SpudCell contains between 150 and 200 molecules, compared with the millions or billions found inside biological cells. Its genome contains around 90,000 base pairs, far fewer than the 4.6 million base pairs found in E. coli.
SpudCell can feed, grow, and reproduce for around five generations.
Each generation takes approximately 12 hours at 30 degrees Celsius. By comparison, E. coli can divide every 30 minutes.
The synthetic cell also divides differently from natural cells. It does not contain the cytoskeleton that biological cells use as a structural framework.
Instead, SpudCell produces proteins that accumulate near its outer membrane. The growing pressure eventually forces the cell to split and form a daughter cell.
It cannot produce its own ribosomes, which cells use to make proteins. Researchers must therefore feed it ribosomes taken from E. coli, along with other required materials.
SpudCell resembles a natural cell but does not copy every biological process.
Researchers deliberately used some mechanisms that differ from those found in nature, showing that synthetic cells may not need to reproduce natural biology exactly to display life-like behaviour.
The cell can also respond to selection. When researchers introduced a genetic change that increased the production of a growth protein, the modified cells grew and divided faster.
However, the change did not occur through a spontaneous mutation, meaning SpudCell cannot yet be described as evolving.
SpudCell currently cannot produce anything useful and only reproduces when supplied with all the materials it needs, including ribosomes. It cannot survive independently outside controlled laboratory conditions.

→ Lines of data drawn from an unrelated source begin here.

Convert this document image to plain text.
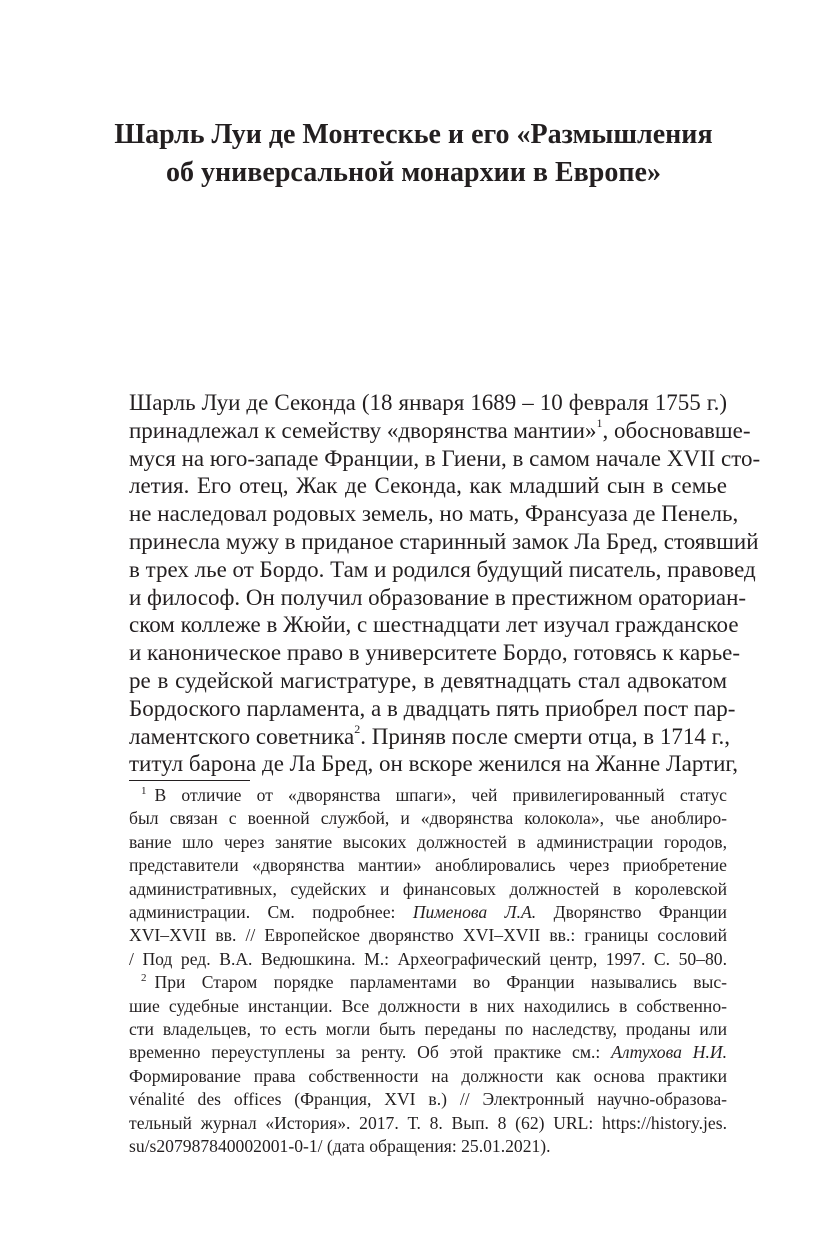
Шарль Луи де Монтескье и его «Размышления
об универсальной монархии в Европе»
Шарль Луи де Секонда (18 января 1689 – 10 февраля 1755 г.)
принадлежал к семейству «дворянства мантии»$^1$, обосновавше-
муся на юго-западе Франции, в Гиени, в самом начале XVII сто-
летия. Его отец, Жак де Секонда, как младший сын в семье
не наследовал родовых земель, но мать, Франсуаза де Пенель,
принесла мужу в приданое старинный замок Ла Бред, стоявший
в трех лье от Бордо. Там и родился будущий писатель, правовед
и философ. Он получил образование в престижном ораториан-
ском коллеже в Жюйи, с шестнадцати лет изучал гражданское
и каноническое право в университете Бордо, готовясь к карье-
ре в судейской магистратуре, в девятнадцать стал адвокатом
Бордоского парламента, а в двадцать пять приобрел пост пар-
ламентского советника$^2$. Приняв после смерти отца, в 1714 г.,
титул барона де Ла Бред, он вскоре женился на Жанне Лартиг,
$^1$ В отличие от «дворянства шпаги», чей привилегированный статус
был связан с военной службой, и «дворянства колокола», чье аноблиро-
вание шло через занятие высоких должностей в администрации городов,
представители «дворянства мантии» аноблировались через приобретение
административных, судейских и финансовых должностей в королевской
администрации. См. подробнее: Пименова Л.А. Дворянство Франции
XVI–XVII вв. // Европейское дворянство XVI–XVII вв.: границы сословий
/ Под ред. В.А. Ведюшкина. М.: Археографический центр, 1997. С. 50–80.
$^2$ При Старом порядке парламентами во Франции назывались выс-
шие судебные инстанции. Все должности в них находились в собственно-
сти владельцев, то есть могли быть переданы по наследству, проданы или
временно переуступлены за ренту. Об этой практике см.: Алтухова Н.И.
Формирование права собственности на должности как основа практики
vénalité des offices (Франция, XVI в.) // Электронный научно-образова-
тельный журнал «История». 2017. Т. 8. Вып. 8 (62) URL: https://history.jes.
su/s207987840002001-0-1/ (дата обращения: 25.01.2021).
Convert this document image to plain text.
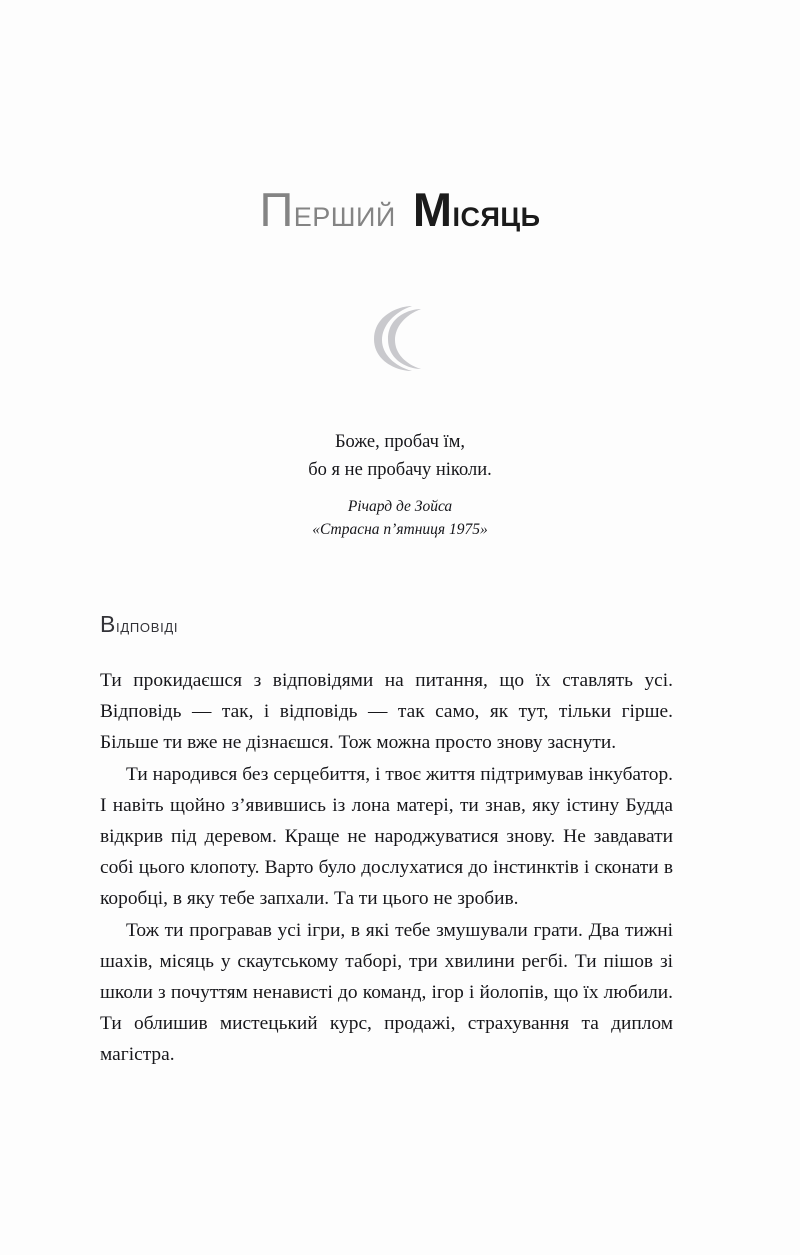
Перший Місяць
Боже, пробач їм,
бо я не пробачу ніколи.
Річард де Зойса
«Страсна п’ятниця 1975»
Відповіді

Ти прокидаєшся з відповідями на питання, що їх ставлять усі. Відповідь — так, і відповідь — так само, як тут, тільки гірше. Більше ти вже не дізнаєшся. Тож можна просто знову заснути.

Ти народився без серцебиття, і твоє життя підтримував інкубатор. І навіть щойно з’явившись із лона матері, ти знав, яку істину Будда відкрив під деревом. Краще не народжуватися знову. Не завдавати собі цього клопоту. Варто було дослухатися до інстинктів і сконати в коробці, в яку тебе запхали. Та ти цього не зробив.

Тож ти програвав усі ігри, в які тебе змушували грати. Два тижні шахів, місяць у скаутському таборі, три хвилини регбі. Ти пішов зі школи з почуттям ненависті до команд, ігор і йолопів, що їх любили. Ти облишив мистецький курс, продажі, страхування та диплом магістра.
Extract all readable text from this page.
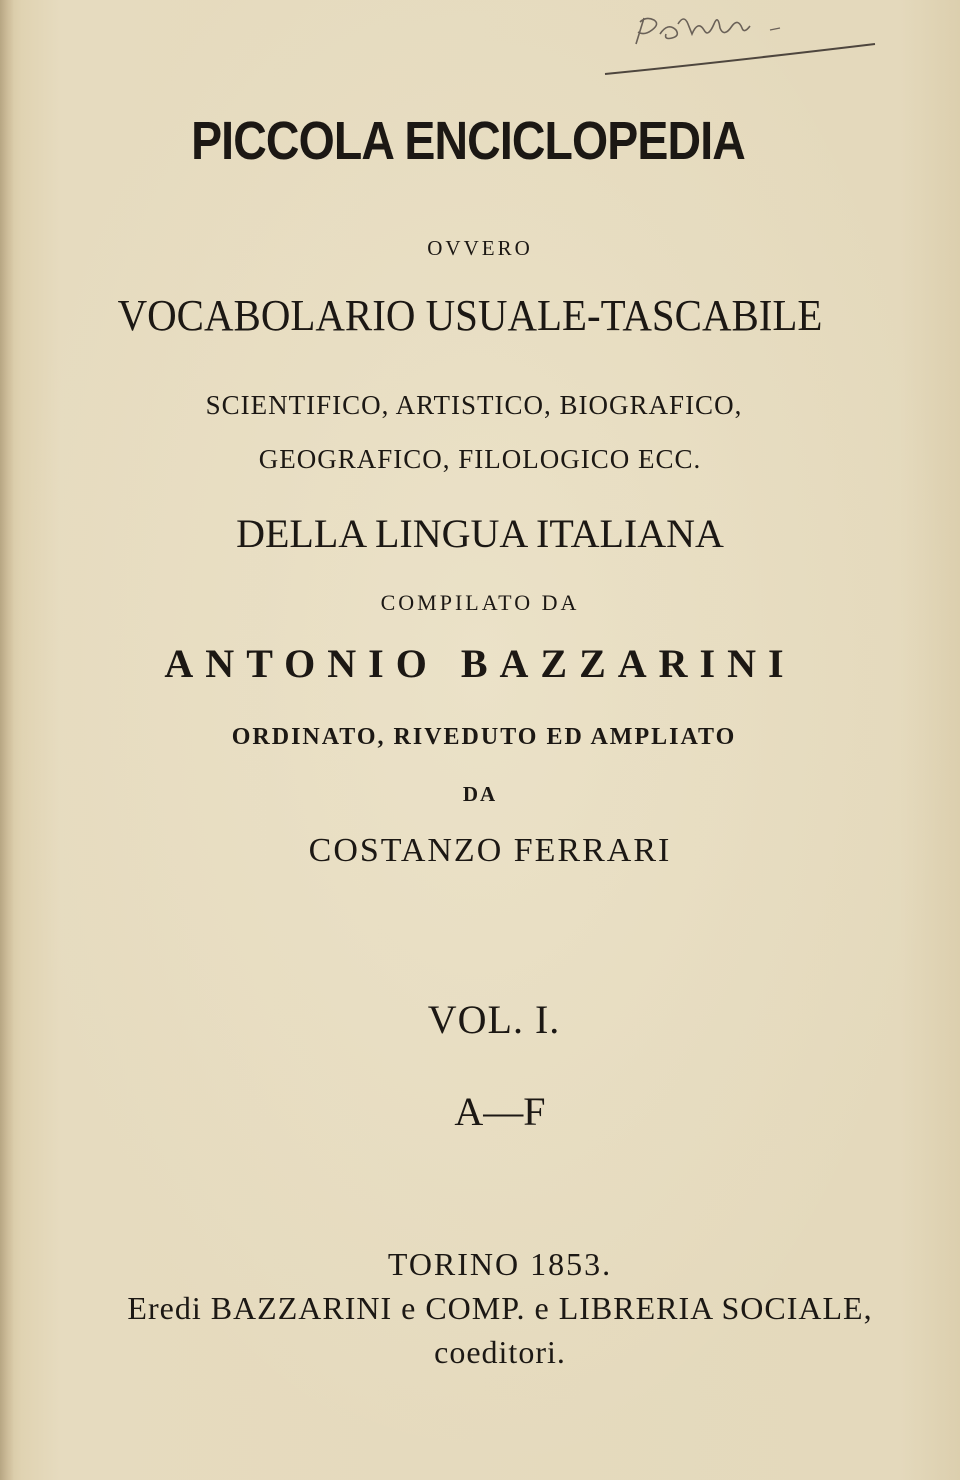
PICCOLA ENCICLOPEDIA

OVVERO

VOCABOLARIO USUALE-TASCABILE

SCIENTIFICO, ARTISTICO, BIOGRAFICO,

GEOGRAFICO, FILOLOGICO ECC.

DELLA LINGUA ITALIANA

COMPILATO DA

ANTONIO BAZZARINI

ORDINATO, RIVEDUTO ED AMPLIATO

DA

COSTANZO FERRARI

VOL. I.

A—F

TORINO 1853.

Eredi BAZZARINI e COMP. e LIBRERIA SOCIALE,

coeditori.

Adamala and other researchers have established Biotic, a public-benefit organization that plans to make the technology available to scientists around the world.
The group wants SpudCell to serve as a shared platform for synthetic cell research, similar to an open-source operating system. Academic and nonprofit researchers would be able to use the core technology for free, while commercial users would pay licensing fees.
Researchers hope wider access will accelerate the development of more capable synthetic cells that could eventually perform practical medical, industrial, and environmental tasks.